Foram identificados um total de 39.234 genes, destes 60,4% agrupados em famílias de genes de gramíneas conhecidas. Com isso, 37  famílias de genes foram expandidas quando comparadas com outras gramíneas, três delas destacadas pelo número de cópias de genes potencialmente envolvidas no desenvolvimento inicial e resposta ao estresse. Além disso, 3.108 promotores (muitos mostrando especificidade do tecido) foram identificados no trabalho.

“Nossos achados do genoma do S. spontaneum destacaram pela primeira vez as bases moleculares de algumas características notáveis dessa biomassa, como a alta produtividade e a resistência frente ao estresse biótico e abiótico. Esses resultados podem ser empregados em futuros estudos funcionais e genéticos, além de apoiar o desenvolvimento de novas variedades de cana-de-açúcar para a indústria agronômica”, explica Marcelo Falsarella Carazzolle, do Laboratório de Genômica e bioEnergia (LGE) do Instituto de Biologia (IB) da Unicamp.

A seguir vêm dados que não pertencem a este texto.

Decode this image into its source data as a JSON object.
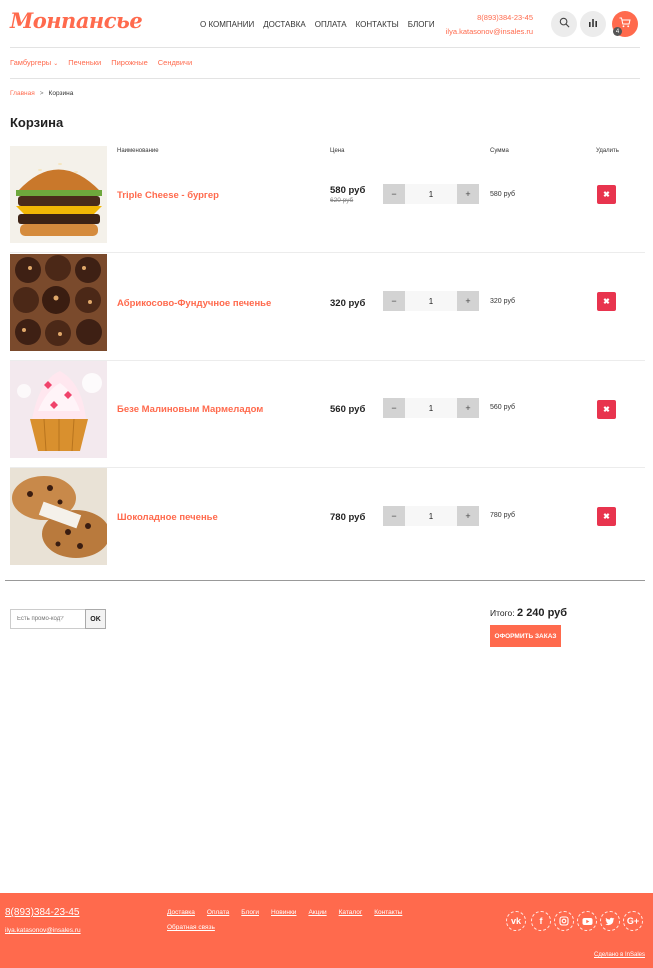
{
  "header": {
    "logo": "Монпансье",
    "nav": [
      "О КОМПАНИИ",
      "ДОСТАВКА",
      "ОПЛАТА",
      "КОНТАКТЫ",
      "БЛОГИ"
    ],
    "phone": "8(893)384-23-45",
    "email": "ilya.katasonov@insales.ru",
    "cart_count": "4",
    "icons": [
      "search-icon",
      "stats-icon",
      "cart-icon"
    ]
  },
  "categories": [
    "Гамбургеры",
    "Печеньки",
    "Пирожные",
    "Сендвичи"
  ],
  "breadcrumb": {
    "home": "Главная",
    "separator": ">",
    "current": "Корзина"
  },
  "page_title": "Корзина",
  "columns": {
    "name": "Наименование",
    "price": "Цена",
    "sum": "Сумма",
    "delete": "Удалить"
  },
  "items": [
    {
      "name": "Triple Cheese - бургер",
      "price": "580 руб",
      "old_price": "620 руб",
      "qty": "1",
      "sum": "580 руб",
      "minus": "−",
      "plus": "+",
      "delete_icon": "✖"
    },
    {
      "name": "Абрикосово-Фундучное печенье",
      "price": "320 руб",
      "qty": "1",
      "sum": "320 руб",
      "minus": "−",
      "plus": "+",
      "delete_icon": "✖"
    },
    {
      "name": "Безе Малиновым Мармеладом",
      "price": "560 руб",
      "qty": "1",
      "sum": "560 руб",
      "minus": "−",
      "plus": "+",
      "delete_icon": "✖"
    },
    {
      "name": "Шоколадное печенье",
      "price": "780 руб",
      "qty": "1",
      "sum": "780 руб",
      "minus": "−",
      "plus": "+",
      "delete_icon": "✖"
    }
  ],
  "promo": {
    "placeholder": "Есть промо-код?",
    "ok": "OK"
  },
  "total": {
    "label": "Итого:",
    "value": "2 240 руб"
  },
  "checkout_label": "ОФОРМИТЬ ЗАКАЗ",
  "footer": {
    "phone": "8(893)384-23-45",
    "email": "ilya.katasonov@insales.ru",
    "links": [
      "Доставка",
      "Оплата",
      "Блоги",
      "Новинки",
      "Акции",
      "Каталог",
      "Контакты",
      "Обратная связь"
    ],
    "social": [
      "vk-icon",
      "facebook-icon",
      "instagram-icon",
      "youtube-icon",
      "twitter-icon",
      "google-plus-icon"
    ],
    "made_by": "Сделано в InSales"
  },
  "colors": {
    "accent": "#ff6a4d",
    "delete": "#e8344e"
  }
}
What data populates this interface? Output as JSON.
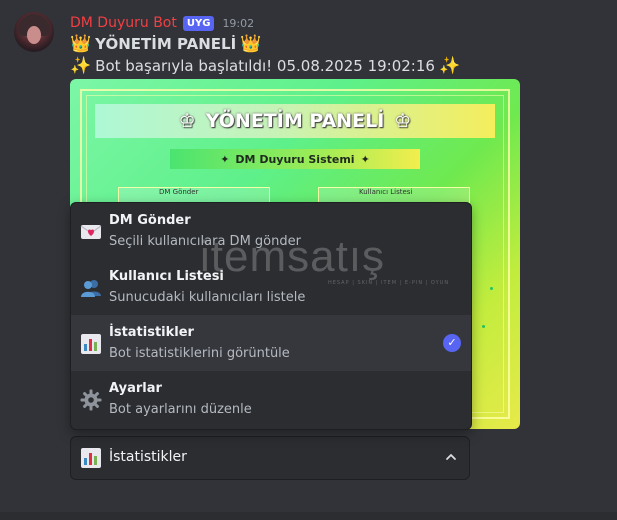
{
  "message": {
    "username": "DM Duyuru Bot",
    "badge": "UYG",
    "timestamp": "19:02",
    "line1": "YÖNETİM PANELİ",
    "line2": "Bot başarıyla başlatıldı! 05.08.2025 19:02:16"
  },
  "embed_image": {
    "title": "YÖNETİM PANELİ",
    "subtitle": "DM Duyuru Sistemi",
    "box_left": "DM Gönder",
    "box_right": "Kullanıcı Listesi"
  },
  "menu": {
    "options": [
      {
        "label": "DM Gönder",
        "description": "Seçili kullanıcılara DM gönder",
        "icon": "love-letter-icon",
        "selected": false
      },
      {
        "label": "Kullanıcı Listesi",
        "description": "Sunucudaki kullanıcıları listele",
        "icon": "users-icon",
        "selected": false
      },
      {
        "label": "İstatistikler",
        "description": "Bot istatistiklerini görüntüle",
        "icon": "bar-chart-icon",
        "selected": true
      },
      {
        "label": "Ayarlar",
        "description": "Bot ayarlarını düzenle",
        "icon": "gear-icon",
        "selected": false
      }
    ]
  },
  "select": {
    "value": "İstatistikler",
    "icon": "bar-chart-icon"
  },
  "watermark": {
    "text": "itemsatış",
    "sub": "HESAP | SKIN | ITEM | E-PIN | OYUN"
  },
  "colors": {
    "background": "#313338",
    "username": "#f23f43",
    "badge": "#5865f2",
    "menu_bg": "#2b2d31",
    "selected_bg": "#36373d",
    "check": "#5865f2"
  }
}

Ele complementa que usando o PGA, há  uma montagem de alta qualidade de regiões gênicas em T. aestivum e S. spontaneum, que demonstra que o software brasileiro pode ser mais eficiente do que estratégias convencionais aplicadas em genomas complexos e usando sequenciamento de DNA de baixa cobertura. Assim, o baixo requisito de memória do PGA em comparação com a estratégia de montagem convencional também é uma vantagem.

O pesquisador ressalta que, mesmo com grandes avanços nas tecnologias de sequenciamento, a montagem de genomas complexos ainda representa um gargalo, principalmente devido à poliploidia e alta heterozigosidade.

De acordo com Carazzolle, o desenvolvimento de novos esforços de bioinformática pode contribuir para a superação dessas restrições, especialmente usando genomas completos dos organismos intimamente relacionados, nos quais os métodos baseados em conjuntos de referência possam ser aplicados.

Em resumo, a PGA pode reconstruir sequências genéticas de alta qualidade a partir de genomas poliplóides, como mostrado para as espécies de trigo e Saccharum. spontaneum, e é mais eficiente que os montadores de genoma convencionais usando sequenciamento de DNA de baixa cobertura.